Insurtech – much like its fintech kin – is a growing movement in the insurance sector focused on using technology to gain a strategic advantage. This technology is often geared at customer experience (slick, simple interfaces and personalized products), speed of service, and competitive rates, often made possible by data technologies like predictive analytics that can lead to more accurate risk analysis. 

While traditional life insurers, for example, require paper applications that take weeks to process and often require in-person medical exams, these new companies function at much lower costs than those traditional insurers lumbered with legacy IT, and can develop and deliver products in a fraction of the time. 

They ultimately bring something new and attractive to an industry that has been reluctant to change. Customers using insurtech might enjoy tailored advice, real-time rate breakdowns, personalized services, better rewards, and the sense that insurance companies are looking out for their interests, not just taking a gamble on risks.

KPMG said the draw of insurtech is that it “brings positive energy, new opportunities, and rewarding outcomes.”  

Insurtech amid the COVID-19 crisis

Unsurprisingly a global pandemic is a tough time for insurance companies, to make an understatement. Many firms will be liable for vast sums of money, many have also changed their contract terms, pulled out of certain markets, or aren’t covering certain aspects of claims. 

In response to the crisis in the US, the Federal Reserve lowered interest rates to 0 percent – an unheard of move. Its rates set the benchmark for all interest rates which lenders and creditors charge, whether that’s mortgage, personal loans, or otherwise. 

For insurance companies that take in premiums and lend it out for an interest rate, this is bad news, and especially painful for life insurance policies with guaranteed rates of interest. 

For large insurers the impact will be greater; while insurtechs have less capital to fall back on, they can be more agile with the support they can offer customers, and potentially win loyalty and users going forth as a result, particularly those ready to finally close the book established players. 

In the midst of the outbreak, there has been an influx in consumer demand for life insurance. Consumers want to get their finances in place and the need to do it as fast as possible, without leaving their homes. This is shining a bright light on insurtech firms that are well-equipped to handle speedy underwriting. 

“Ultimately, in a pandemic like this, the insurers who haven’t automated their processes won’t be able to keep up and won’t be able to meet the fast, modern experience people expect,” Peter Colis, CEO of life insurance startup Ethos, told TechHQ.

“More consumers are thinking about life insurance right now and given the climate, they’re turning to the products that are most accessible,” he continued. But it’s not just life insurance – with a looming financial crisis, many consumers want to quickly prepare by investing in protecting the assets they have, and insurtech solutions are proving viable.

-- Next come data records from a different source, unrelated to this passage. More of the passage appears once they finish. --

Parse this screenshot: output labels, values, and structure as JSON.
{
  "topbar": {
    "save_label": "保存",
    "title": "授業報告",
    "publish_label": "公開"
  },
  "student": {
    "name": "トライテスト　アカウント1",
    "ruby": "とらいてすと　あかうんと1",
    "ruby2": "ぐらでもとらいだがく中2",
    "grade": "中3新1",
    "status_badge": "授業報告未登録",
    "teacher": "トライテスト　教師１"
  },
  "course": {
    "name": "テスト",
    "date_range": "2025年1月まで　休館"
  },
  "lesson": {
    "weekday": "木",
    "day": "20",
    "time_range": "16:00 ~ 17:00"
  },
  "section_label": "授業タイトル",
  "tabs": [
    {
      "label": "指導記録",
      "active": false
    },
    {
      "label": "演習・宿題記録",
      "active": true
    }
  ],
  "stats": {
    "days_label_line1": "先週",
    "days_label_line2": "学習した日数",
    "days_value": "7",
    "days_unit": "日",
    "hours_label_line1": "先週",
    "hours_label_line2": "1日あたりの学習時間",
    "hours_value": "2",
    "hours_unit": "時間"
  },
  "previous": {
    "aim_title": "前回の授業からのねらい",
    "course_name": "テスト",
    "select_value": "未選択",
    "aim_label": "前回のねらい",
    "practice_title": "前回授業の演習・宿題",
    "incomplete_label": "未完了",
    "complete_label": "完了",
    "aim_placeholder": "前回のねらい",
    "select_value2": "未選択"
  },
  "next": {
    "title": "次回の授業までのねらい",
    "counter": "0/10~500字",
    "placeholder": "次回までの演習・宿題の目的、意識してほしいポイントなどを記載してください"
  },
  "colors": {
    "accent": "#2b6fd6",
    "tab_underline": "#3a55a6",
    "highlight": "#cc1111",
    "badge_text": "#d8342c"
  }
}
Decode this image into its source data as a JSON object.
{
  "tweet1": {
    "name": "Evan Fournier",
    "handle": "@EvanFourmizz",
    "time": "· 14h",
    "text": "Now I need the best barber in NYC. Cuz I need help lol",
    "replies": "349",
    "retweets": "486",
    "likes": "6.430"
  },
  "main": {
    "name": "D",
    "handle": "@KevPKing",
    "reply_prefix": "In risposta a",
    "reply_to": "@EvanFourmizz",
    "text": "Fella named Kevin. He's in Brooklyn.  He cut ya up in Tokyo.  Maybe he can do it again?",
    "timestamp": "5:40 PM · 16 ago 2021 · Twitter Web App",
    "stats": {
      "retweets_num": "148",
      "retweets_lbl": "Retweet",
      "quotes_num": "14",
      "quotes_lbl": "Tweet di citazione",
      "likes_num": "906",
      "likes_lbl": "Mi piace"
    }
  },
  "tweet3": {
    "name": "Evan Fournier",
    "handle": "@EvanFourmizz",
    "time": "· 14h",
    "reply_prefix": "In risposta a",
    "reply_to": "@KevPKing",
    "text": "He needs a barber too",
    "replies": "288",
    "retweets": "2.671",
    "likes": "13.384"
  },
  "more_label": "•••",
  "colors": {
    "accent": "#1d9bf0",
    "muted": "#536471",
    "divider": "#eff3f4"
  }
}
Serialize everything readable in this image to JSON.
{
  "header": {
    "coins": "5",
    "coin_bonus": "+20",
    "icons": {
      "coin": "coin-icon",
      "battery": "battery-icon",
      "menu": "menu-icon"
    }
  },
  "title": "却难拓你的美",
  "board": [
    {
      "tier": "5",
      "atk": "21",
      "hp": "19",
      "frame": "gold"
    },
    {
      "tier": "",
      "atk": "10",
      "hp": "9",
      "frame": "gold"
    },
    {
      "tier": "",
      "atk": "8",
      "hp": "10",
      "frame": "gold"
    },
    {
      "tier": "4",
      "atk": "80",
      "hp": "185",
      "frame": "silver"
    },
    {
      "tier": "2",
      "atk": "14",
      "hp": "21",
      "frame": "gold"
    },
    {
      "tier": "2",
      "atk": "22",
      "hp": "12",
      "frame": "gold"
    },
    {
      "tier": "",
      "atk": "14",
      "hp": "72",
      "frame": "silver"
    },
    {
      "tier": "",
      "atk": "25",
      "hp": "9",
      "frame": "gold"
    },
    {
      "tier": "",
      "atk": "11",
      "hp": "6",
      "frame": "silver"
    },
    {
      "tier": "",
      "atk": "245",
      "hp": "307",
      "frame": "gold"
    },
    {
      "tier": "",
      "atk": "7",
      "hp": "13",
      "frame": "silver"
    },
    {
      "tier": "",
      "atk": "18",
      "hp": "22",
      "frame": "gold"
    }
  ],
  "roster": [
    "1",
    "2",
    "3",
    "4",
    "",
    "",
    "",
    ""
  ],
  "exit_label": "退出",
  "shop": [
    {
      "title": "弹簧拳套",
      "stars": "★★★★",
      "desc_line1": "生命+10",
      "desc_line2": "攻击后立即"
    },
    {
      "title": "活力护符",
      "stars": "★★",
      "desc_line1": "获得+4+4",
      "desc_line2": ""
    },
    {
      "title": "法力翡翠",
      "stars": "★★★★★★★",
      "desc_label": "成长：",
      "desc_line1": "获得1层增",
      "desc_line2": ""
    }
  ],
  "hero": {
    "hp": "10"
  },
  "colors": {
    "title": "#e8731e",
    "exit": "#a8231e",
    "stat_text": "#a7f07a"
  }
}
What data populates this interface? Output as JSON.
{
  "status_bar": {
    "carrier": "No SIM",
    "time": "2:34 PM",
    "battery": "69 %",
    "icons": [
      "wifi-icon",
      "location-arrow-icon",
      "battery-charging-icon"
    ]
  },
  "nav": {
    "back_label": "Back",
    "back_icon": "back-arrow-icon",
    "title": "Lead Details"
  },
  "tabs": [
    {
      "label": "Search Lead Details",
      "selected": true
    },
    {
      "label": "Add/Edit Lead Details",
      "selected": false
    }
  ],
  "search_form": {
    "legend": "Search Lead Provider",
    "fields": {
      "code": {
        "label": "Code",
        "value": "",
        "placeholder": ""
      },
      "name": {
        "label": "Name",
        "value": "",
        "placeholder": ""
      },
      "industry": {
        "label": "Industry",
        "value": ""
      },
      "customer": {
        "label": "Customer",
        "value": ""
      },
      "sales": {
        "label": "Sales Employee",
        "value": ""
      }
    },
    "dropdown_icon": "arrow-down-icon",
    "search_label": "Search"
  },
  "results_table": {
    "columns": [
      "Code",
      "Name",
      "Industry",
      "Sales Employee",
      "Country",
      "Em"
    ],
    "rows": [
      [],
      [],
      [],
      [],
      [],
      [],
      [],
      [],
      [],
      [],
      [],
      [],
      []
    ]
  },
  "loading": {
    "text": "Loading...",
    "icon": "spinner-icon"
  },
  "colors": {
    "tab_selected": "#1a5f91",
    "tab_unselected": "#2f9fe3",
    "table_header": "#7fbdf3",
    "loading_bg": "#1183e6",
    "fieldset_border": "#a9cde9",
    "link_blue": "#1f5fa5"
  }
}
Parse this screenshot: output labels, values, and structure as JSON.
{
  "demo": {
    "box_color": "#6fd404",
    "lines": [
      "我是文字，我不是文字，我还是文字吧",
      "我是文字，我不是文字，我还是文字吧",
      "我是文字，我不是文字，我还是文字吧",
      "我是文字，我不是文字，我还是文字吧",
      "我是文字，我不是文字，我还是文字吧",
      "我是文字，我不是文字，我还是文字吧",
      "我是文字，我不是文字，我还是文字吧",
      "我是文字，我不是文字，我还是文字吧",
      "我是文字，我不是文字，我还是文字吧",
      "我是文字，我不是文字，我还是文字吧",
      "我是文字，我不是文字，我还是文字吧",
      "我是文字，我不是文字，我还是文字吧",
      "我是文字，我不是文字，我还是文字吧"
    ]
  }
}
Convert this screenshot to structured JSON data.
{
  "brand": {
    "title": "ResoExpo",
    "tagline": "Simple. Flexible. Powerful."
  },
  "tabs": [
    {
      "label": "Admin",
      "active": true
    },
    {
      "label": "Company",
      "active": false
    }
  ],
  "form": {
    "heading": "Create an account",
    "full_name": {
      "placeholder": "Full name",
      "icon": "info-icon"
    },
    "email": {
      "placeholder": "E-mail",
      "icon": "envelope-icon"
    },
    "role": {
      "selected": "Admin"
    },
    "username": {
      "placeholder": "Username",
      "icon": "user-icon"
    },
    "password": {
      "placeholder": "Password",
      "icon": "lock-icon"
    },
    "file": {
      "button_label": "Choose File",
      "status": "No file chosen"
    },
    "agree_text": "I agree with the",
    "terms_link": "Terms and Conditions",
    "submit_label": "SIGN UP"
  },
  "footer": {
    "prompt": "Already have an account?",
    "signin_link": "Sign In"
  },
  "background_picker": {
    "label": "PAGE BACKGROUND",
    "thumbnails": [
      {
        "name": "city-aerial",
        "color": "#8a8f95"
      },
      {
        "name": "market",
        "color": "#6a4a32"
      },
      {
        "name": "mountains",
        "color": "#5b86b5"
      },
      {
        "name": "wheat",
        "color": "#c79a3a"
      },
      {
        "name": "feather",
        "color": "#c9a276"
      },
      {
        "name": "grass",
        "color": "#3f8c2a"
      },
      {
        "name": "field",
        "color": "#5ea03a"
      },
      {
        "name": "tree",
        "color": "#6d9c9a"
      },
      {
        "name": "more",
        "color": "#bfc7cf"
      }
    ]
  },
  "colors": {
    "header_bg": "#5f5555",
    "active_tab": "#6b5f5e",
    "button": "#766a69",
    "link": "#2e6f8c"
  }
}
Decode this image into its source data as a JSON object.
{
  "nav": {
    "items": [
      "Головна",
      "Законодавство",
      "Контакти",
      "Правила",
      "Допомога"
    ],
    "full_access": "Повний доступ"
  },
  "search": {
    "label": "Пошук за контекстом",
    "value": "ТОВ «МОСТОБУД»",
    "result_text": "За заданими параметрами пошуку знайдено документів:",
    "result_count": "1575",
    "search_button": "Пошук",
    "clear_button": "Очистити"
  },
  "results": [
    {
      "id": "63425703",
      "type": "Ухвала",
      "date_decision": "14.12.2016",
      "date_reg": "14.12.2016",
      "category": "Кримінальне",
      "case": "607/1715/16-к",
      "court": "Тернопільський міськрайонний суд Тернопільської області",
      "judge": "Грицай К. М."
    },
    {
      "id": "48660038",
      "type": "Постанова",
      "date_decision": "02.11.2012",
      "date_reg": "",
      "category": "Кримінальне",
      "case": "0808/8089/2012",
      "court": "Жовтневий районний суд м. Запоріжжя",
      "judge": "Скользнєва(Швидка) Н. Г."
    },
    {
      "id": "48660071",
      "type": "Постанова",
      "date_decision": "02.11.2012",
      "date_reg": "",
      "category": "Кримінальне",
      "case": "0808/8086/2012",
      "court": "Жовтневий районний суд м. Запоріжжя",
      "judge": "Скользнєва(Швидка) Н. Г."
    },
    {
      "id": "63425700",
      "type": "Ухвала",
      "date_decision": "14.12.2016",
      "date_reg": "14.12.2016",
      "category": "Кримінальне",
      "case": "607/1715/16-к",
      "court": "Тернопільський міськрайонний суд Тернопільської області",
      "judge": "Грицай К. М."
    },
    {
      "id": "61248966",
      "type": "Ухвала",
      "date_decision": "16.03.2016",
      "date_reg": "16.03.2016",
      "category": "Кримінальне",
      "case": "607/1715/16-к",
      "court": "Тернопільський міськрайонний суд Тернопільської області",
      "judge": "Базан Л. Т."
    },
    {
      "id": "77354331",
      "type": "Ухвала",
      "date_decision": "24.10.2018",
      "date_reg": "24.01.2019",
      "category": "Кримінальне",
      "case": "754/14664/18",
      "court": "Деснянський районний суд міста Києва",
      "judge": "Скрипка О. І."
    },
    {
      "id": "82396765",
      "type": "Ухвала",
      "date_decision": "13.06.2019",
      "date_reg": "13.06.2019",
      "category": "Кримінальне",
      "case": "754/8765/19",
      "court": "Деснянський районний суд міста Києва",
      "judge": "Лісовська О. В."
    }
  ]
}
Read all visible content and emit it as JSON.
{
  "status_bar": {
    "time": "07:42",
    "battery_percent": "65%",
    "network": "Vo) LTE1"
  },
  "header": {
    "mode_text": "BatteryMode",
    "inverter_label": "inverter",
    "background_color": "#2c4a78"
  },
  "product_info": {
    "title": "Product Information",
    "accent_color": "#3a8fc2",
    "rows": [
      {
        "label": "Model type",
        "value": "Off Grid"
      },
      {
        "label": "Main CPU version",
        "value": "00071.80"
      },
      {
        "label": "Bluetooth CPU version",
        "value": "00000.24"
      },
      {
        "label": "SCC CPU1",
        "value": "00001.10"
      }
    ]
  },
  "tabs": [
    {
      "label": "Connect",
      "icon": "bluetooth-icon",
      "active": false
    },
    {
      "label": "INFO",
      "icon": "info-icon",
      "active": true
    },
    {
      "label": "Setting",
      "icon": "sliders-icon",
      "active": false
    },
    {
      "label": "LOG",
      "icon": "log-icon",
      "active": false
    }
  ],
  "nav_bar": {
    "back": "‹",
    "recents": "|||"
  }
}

“To our knowledge, the insurtech space in general is seeing an uptick in consumer demand,” Colis said.

On the other hand, those insurers that are “flat-footed on the digital and CX front” will be forced to reevaluate their core processes, Colis warned, creating a lasting impact on the insurance industry as the disruptive tenets of insurtechs come to light.

“Once consumers see what innovative brands can do, they’re unlikely to go back to a subpar experience,” Colis said.